Eve Uusmees

Personal information
- Born: 27 December 1936 Tallinn, Estonia
- Died: 10 February 2026 (aged 89)
- Height: 1.67 m (5 ft 6 in)
- Weight: 64 kg (141 lb)
- Spouse: Lembit Maurer

Sport
- Sport: Swimming
- Club: Kalev Tallinn

Medal record
Women's swimming
Representing the Soviet Union
European Championships
| Silver medal – second place | 1958 Budapest | 4×100 m medley |

= Eve Uusmees =

Estonian swimmer (1936–2026)

Eve-Mai Maurer (née Uusmees; 27 December 1936 – 10 February 2026) was an Estonian breaststroke swimmer who won the silver medal in the 4×100 m medley relay at the 1958 European Aquatics Championships. She also competed at the 1960 Summer Olympics in the 200 m breaststroke but was eliminated in the preliminaries.

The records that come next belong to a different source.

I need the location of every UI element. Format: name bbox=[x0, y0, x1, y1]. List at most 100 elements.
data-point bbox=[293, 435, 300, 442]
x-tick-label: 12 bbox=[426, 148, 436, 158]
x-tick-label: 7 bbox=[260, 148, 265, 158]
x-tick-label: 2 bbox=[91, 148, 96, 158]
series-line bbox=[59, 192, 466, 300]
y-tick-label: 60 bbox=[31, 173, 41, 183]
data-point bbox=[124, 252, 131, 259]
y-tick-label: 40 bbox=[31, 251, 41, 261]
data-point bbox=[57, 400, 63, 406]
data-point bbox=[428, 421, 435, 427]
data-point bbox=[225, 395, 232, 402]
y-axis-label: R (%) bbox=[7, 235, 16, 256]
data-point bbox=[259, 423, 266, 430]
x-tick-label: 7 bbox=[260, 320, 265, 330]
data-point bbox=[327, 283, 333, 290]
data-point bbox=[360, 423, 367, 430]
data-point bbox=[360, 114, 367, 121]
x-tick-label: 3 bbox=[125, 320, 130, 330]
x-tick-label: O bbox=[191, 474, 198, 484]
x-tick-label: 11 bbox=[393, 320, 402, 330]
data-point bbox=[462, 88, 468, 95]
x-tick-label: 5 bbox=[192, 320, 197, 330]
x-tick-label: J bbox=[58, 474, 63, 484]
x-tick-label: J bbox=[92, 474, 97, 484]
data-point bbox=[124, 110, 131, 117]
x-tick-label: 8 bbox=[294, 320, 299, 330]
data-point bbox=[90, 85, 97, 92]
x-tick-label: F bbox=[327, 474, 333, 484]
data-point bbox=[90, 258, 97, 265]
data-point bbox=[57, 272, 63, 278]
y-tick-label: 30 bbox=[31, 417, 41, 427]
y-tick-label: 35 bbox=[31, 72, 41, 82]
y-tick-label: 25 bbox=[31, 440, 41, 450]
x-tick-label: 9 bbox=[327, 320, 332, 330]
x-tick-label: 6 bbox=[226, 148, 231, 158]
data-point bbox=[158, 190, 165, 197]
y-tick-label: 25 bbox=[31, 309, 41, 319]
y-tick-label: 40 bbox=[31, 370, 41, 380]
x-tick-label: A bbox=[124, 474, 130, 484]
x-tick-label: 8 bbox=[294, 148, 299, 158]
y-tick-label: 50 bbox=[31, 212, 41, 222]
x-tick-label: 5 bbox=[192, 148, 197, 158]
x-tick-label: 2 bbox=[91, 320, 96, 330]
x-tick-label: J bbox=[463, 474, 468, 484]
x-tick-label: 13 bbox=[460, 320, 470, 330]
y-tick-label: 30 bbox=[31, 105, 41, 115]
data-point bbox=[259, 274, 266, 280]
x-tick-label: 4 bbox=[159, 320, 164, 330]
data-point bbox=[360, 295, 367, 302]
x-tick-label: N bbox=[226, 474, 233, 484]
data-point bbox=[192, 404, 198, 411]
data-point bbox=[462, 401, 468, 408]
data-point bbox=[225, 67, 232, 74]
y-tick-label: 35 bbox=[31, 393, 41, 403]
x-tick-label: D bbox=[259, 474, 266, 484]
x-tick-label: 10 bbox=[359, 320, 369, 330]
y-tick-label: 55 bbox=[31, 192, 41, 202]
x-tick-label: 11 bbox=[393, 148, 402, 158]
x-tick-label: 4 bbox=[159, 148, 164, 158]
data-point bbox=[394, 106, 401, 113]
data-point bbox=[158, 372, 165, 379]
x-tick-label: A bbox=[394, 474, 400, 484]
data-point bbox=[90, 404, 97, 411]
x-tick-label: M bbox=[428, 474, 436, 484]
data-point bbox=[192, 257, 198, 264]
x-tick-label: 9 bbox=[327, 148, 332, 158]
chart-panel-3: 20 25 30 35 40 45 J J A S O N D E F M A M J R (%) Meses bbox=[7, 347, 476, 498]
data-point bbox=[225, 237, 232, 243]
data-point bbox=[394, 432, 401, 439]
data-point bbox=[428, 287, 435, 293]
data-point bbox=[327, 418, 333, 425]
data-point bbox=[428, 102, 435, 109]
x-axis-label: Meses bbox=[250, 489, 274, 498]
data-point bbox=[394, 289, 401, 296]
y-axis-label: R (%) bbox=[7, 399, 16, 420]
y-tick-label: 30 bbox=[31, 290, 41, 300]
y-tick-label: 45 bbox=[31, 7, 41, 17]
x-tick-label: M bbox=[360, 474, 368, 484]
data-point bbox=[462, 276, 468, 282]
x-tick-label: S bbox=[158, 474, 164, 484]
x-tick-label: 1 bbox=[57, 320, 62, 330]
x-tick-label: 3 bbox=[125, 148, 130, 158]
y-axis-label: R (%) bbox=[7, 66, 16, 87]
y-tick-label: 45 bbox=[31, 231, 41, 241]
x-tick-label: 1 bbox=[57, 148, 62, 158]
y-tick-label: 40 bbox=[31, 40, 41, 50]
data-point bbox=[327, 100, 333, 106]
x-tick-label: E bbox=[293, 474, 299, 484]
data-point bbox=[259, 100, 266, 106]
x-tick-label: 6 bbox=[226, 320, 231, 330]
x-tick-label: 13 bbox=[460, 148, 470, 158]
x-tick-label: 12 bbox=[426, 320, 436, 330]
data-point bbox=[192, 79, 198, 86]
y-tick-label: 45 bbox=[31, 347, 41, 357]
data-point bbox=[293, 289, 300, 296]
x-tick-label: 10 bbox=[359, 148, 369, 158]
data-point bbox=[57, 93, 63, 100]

Maurer started training in gymnastics but around 1952 switched to swimming. Her name is usually given as Eve Uusmees, but she changed it to Maurer in 1959. During 1953–64 she competed for the Estonian team and during 1956–62 for the Soviet Union team. She won five USSR titles: 100 m breaststroke (1960), 200 m breaststroke (1958–60) and 4×100 m medley (1958); in 1962 she finished second in the 100 m, and in 1956–57 she was third in the 200 m breaststroke. After retirement she worked as a swimming coach and administrator.

Maurer died on 10 February 2026, at the age of 89.